People rarely act in environmentally sustainable ways unless these kinds of connections—whether conscious or not—are there. And so, these days I keep a few goals close to me whenever I write:

I hope readers will pause for a moment and consider how connections to the environment shape all of our lives, albeit in diverse ways.

I hope they think about how they can make the world a better place.

And I hope to inspire positive change, one sentence and one person at a time.

About Strong Hearts, Native Lands
In December 2002 members of the Grassy Narrows First Nation blocked a logging road to impede the movement of timber industry trucks and equipment within their traditional territory. The Grassy Narrows blockade went on to become the longest-standing protest of its type in Canadian history. The story of the blockade is a story of convergences. It takes place where cultural, political, and environmental dimensions of Indigenous activism intersect; where history combines with current challenges and future aspirations to inspire direct action.

In Strong Hearts, Native Lands, Anna J. Willow demonstrates that Indigenous people’s decisions to take environmentally protective action cannot be understood apart from political or cultural concerns.

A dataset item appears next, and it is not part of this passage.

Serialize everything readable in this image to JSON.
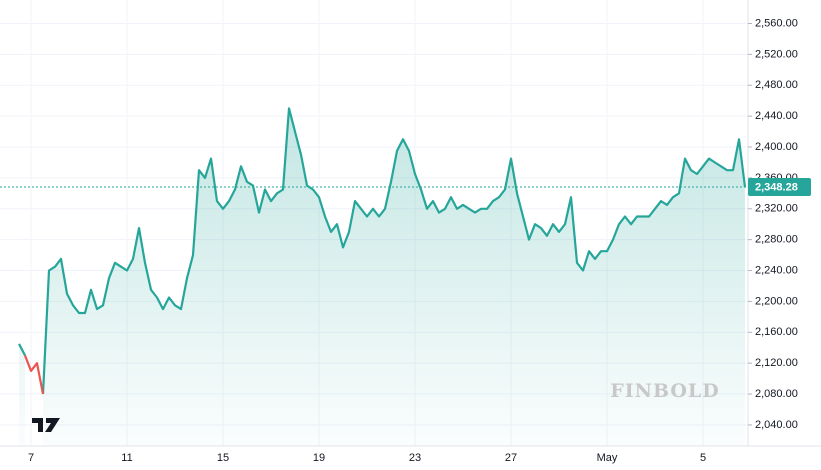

By recounting how and why one Anishinaabe community was able to take a stand against the industrial logging that threatens their land-based subsistence and way of life, Willow offers a more complex “and more constructive” understanding of human-environment relationships.

Grassy Narrows activists have long been part of a network composed of supporters that extends across North America and beyond. This book shows how the blockade realized those connections, making this community’s efforts a model and inspiration for other Indigenous groups, environmentalists, and social justice advocates.